You are viewing a plain text version of this content. The canonical link for it is here.

Posted to solr-user@lucene.apache.org by Eoghan Ó Carragáin <eo...@gmail.com> on 2013/08/15 21:58:32 UTC

Large cache settings values - sanity check

Hi,

I’m involved in the an open source project called Vufind which uses Solr to
search across library catalogue records [1].

The project uses what seems to be very high defaults cache settings in
solrconfig.xml [2]:

   -

   filterCache (size="300000" initialSize="300000" autowarmCount="50000"),
   -

   queryResultCache (size="100000" initialSize="100000"
   autowarmCount="50000"),
   -

   documentCache (size="50000" initialSize="50000").


These settings haven’t been reviewed since early in the project history (c.
2007) but came up in a recent discussion around out-of-memory issues and
garbage collection.

Of course decisions on cache configuration (along with jvm settings,
sharding etc) vary depending on the instance (index size, query/sec etc),
but I wanted to run these values past this list as a sanity check for what
you’d consider good default settings giving that most adopters of the
software will not touch the defaults.

Some characteristics of library data & Vufind’s schema [3] which may have a
bearing on the issue:

   -

   quite a few facet fields & filtering (~ 12 facets configured by default)
   -

   high number of unique facet values (e.g. several hundred-thousands in a
   facet field for authors or subjects)
   -

   most libraries would do only one or two incremental commits a day (which
   may justify high auto-warming settings since the next commit isn’t for 24
   hours)
   -

   sorting: relevance by default but other options configured by default
   (title, author, callnumber, year, etc)
   -

   mostly, small sparse documents (MARC records containing title, author,
   desciption etc but no full-text content)
   -

   quite a few stored fields, including a field which stores the full MARC
   record for additional parsing by the application
   -

   average number of documents for most adopters probably somewhere between
   500K and 2 million MARC records (Vufind has several adopters with up to 50m
   full-text docs but these make considerable customisations their Solr setup)
   - query/sec will vary from library to library, but shouldn't be anything
   too taxing for most adopters


Do the current cache settings make sense in this context, or should we
consider dropping back to the much lower values given in the Solr example
and wiki?

Many thanks

Eoghan


[1] vufind.org

[2]
https://github.com/vufind-org/vufind/blob/master/solr/biblio/conf/solrconfig.xml
[3]
https://github.com/vufind-org/vufind/blob/master/solr/biblio/conf/schema.xml

Re: Large cache settings values - sanity check

Posted by Erick Erickson <er...@gmail.com>.
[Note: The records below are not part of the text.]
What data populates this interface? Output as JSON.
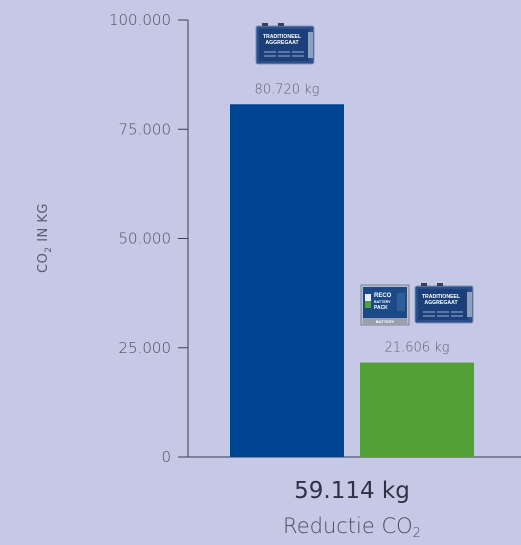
{
  "chart_data": {
    "type": "bar",
    "categories": [
      "",
      ""
    ],
    "values": [
      80720,
      21606
    ],
    "data_labels": [
      "80.720 kg",
      "21.606 kg"
    ],
    "colors": [
      "#004494",
      "#53a136"
    ],
    "ylim": [
      0,
      100000
    ],
    "yticks": [
      0,
      25000,
      50000,
      75000,
      100000
    ],
    "ytick_labels": [
      "0",
      "25.000",
      "50.000",
      "75.000",
      "100.000"
    ],
    "ylabel": {
      "main": "CO",
      "sub": "2",
      "rest": " IN KG"
    },
    "grid": false,
    "legend": "none",
    "icons": {
      "generator_text_line1": "TRADITIONEEL",
      "generator_text_line2": "AGGREGAAT",
      "battery_text_line1": "RECO",
      "battery_text_line2": "BATTERY",
      "battery_text_line3": "PACK",
      "battery_footer": "BATTERY"
    }
  },
  "summary": {
    "reduction_value": "59.114 kg",
    "reduction_label": "Reductie CO",
    "reduction_label_sub": "2"
  }
}
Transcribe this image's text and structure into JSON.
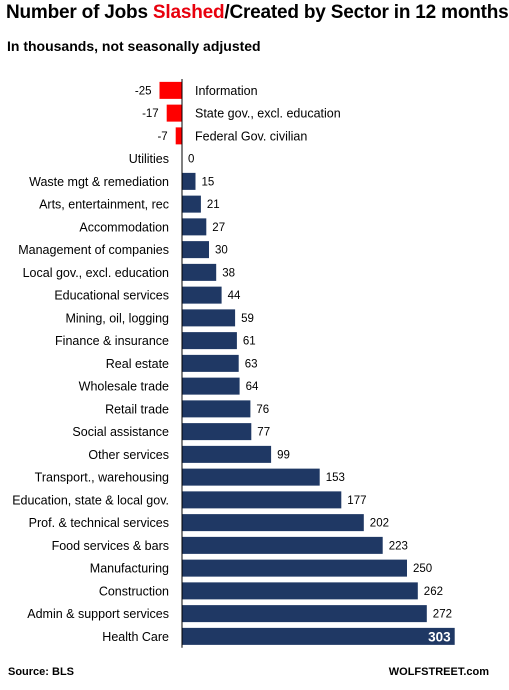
{
  "title": {
    "prefix": "Number of Jobs ",
    "highlight": "Slashed",
    "suffix": "/Created by Sector in 12 months"
  },
  "subtitle": "In thousands, not seasonally adjusted",
  "footer": {
    "source": "Source: BLS",
    "brand": "WOLFSTREET.com"
  },
  "colors": {
    "positive": "#1f3864",
    "negative": "#ff0000",
    "highlight": "#e8000d",
    "axis": "#000000"
  },
  "chart_data": {
    "type": "bar",
    "orientation": "horizontal",
    "title": "Number of Jobs Slashed/Created by Sector in 12 months",
    "subtitle": "In thousands, not seasonally adjusted",
    "categories": [
      "Information",
      "State gov., excl. education",
      "Federal Gov. civilian",
      "Utilities",
      "Waste mgt & remediation",
      "Arts, entertainment, rec",
      "Accommodation",
      "Management of companies",
      "Local gov., excl. education",
      "Educational services",
      "Mining, oil, logging",
      "Finance & insurance",
      "Real estate",
      "Wholesale trade",
      "Retail trade",
      "Social assistance",
      "Other services",
      "Transport., warehousing",
      "Education, state & local gov.",
      "Prof. & technical services",
      "Food services & bars",
      "Manufacturing",
      "Construction",
      "Admin & support services",
      "Health Care"
    ],
    "values": [
      -25,
      -17,
      -7,
      0,
      15,
      21,
      27,
      30,
      38,
      44,
      59,
      61,
      63,
      64,
      76,
      77,
      99,
      153,
      177,
      202,
      223,
      250,
      262,
      272,
      303
    ],
    "data_labels": [
      "-25",
      "-17",
      "-7",
      "0",
      "15",
      "21",
      "27",
      "30",
      "38",
      "44",
      "59",
      "61",
      "63",
      "64",
      "76",
      "77",
      "99",
      "153",
      "177",
      "202",
      "223",
      "250",
      "262",
      "272",
      "303"
    ],
    "xlim": [
      -25,
      303
    ],
    "grid": false,
    "legend": "none"
  }
}
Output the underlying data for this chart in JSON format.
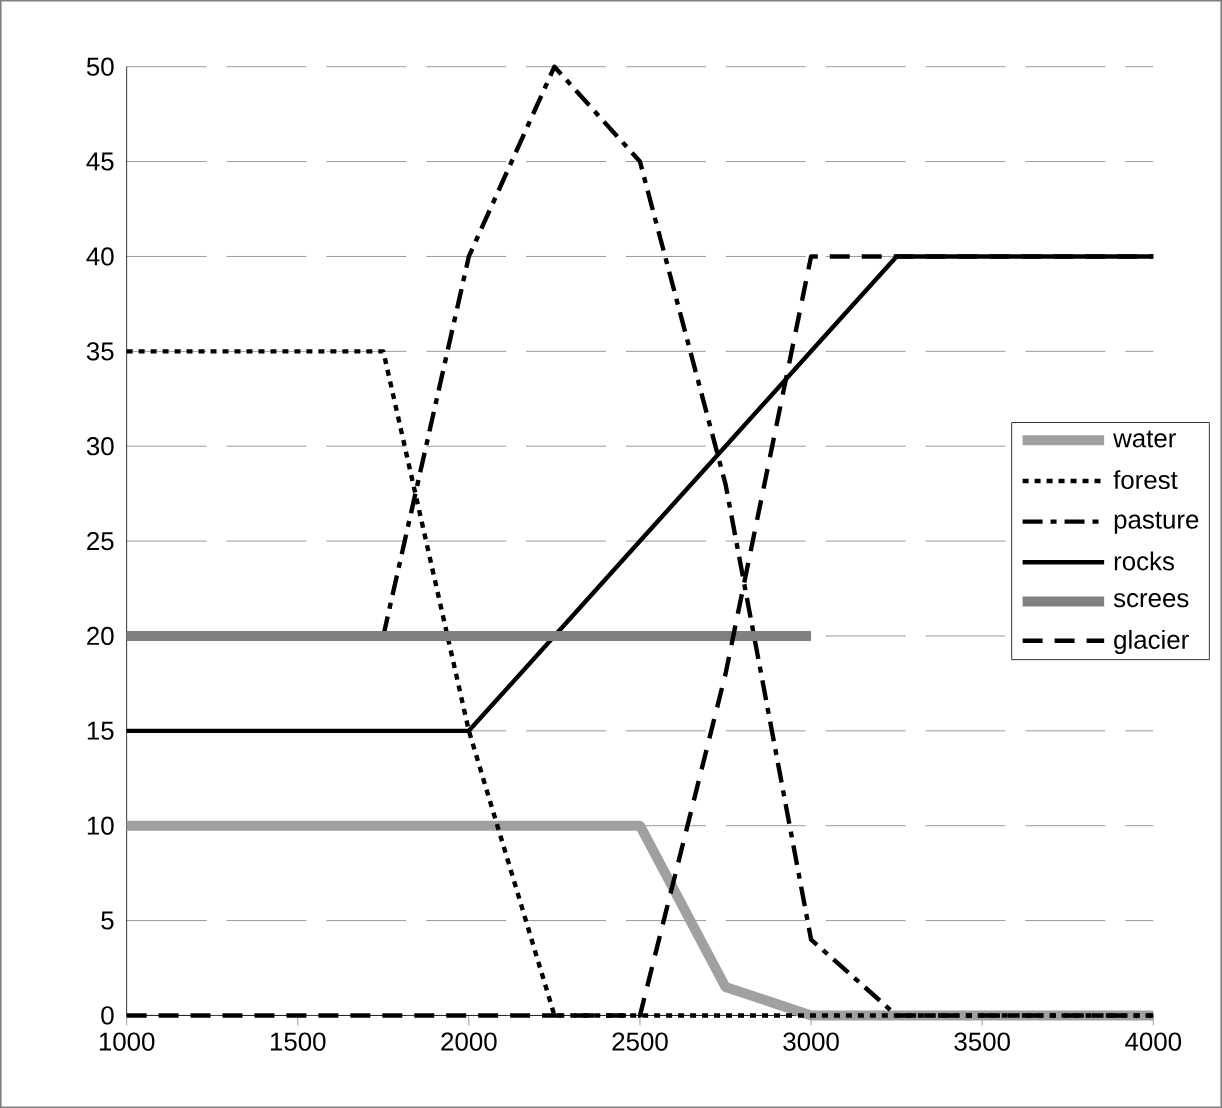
{
  "chart_data": {
    "type": "line",
    "x": [
      1000,
      1250,
      1500,
      1750,
      2000,
      2250,
      2500,
      2750,
      3000,
      3250,
      3500,
      3750,
      4000
    ],
    "xlim": [
      1000,
      4000
    ],
    "xticks": [
      1000,
      1500,
      2000,
      2500,
      3000,
      3500,
      4000
    ],
    "ylim": [
      0,
      50
    ],
    "yticks": [
      0,
      5,
      10,
      15,
      20,
      25,
      30,
      35,
      40,
      45,
      50
    ],
    "grid": "y",
    "legend": "right",
    "marker": "none",
    "series": [
      {
        "name": "water",
        "color": "#a0a0a0",
        "line_style": "solid",
        "values": [
          10,
          10,
          10,
          10,
          10,
          10,
          10,
          1.5,
          0,
          0,
          0,
          0,
          0
        ]
      },
      {
        "name": "forest",
        "color": "#000000",
        "line_style": "dotted",
        "values": [
          35,
          35,
          35,
          35,
          15,
          0,
          0,
          0,
          0,
          0,
          0,
          0,
          0
        ]
      },
      {
        "name": "pasture",
        "color": "#000000",
        "line_style": "dashdotted",
        "values": [
          null,
          null,
          null,
          20,
          40,
          50,
          45,
          28,
          4,
          0,
          0,
          0,
          0
        ]
      },
      {
        "name": "rocks",
        "color": "#000000",
        "line_style": "solid",
        "values": [
          15,
          15,
          15,
          15,
          15,
          20,
          25,
          30,
          35,
          40,
          40,
          40,
          40
        ]
      },
      {
        "name": "screes",
        "color": "#808080",
        "line_style": "solid",
        "values": [
          20,
          20,
          20,
          20,
          20,
          20,
          20,
          20,
          20,
          null,
          null,
          null,
          null
        ]
      },
      {
        "name": "glacier",
        "color": "#000000",
        "line_style": "dashed",
        "values": [
          0,
          0,
          0,
          0,
          0,
          0,
          0,
          18,
          40,
          40,
          40,
          40,
          40
        ]
      }
    ]
  }
}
Waaaay too high :). Hmmmm, not much detail there...

bq:   filterCache (size="300000" initialSize="300000"
autowarmCount="50000"),

This is an OOM waiting to happen. Each filterCache entry is a key/value
pair. The key is the fq clause, but the value is a bitmap of all the docs in
the index, i.e. maxDoc/8 bytes.

So for a 32M doc corpus, each one is 4M. Your filter cache is
potentially1.2T
if I've done my math right. The entries aren't allocated until an fq is
used, so at startup it's not very big.

Then it gets worse. You say "most libraries would do only
one or two incremental commits a day". So the filter cache will gradually
accumulate until the next hard commit (openSearcher=true in 4.0, any
hard commit in 3.x), leading to unpredictable OOMs.

I claim you can create an algorithmic query generator that keeps adding
unique fq clauses and crash your app at will.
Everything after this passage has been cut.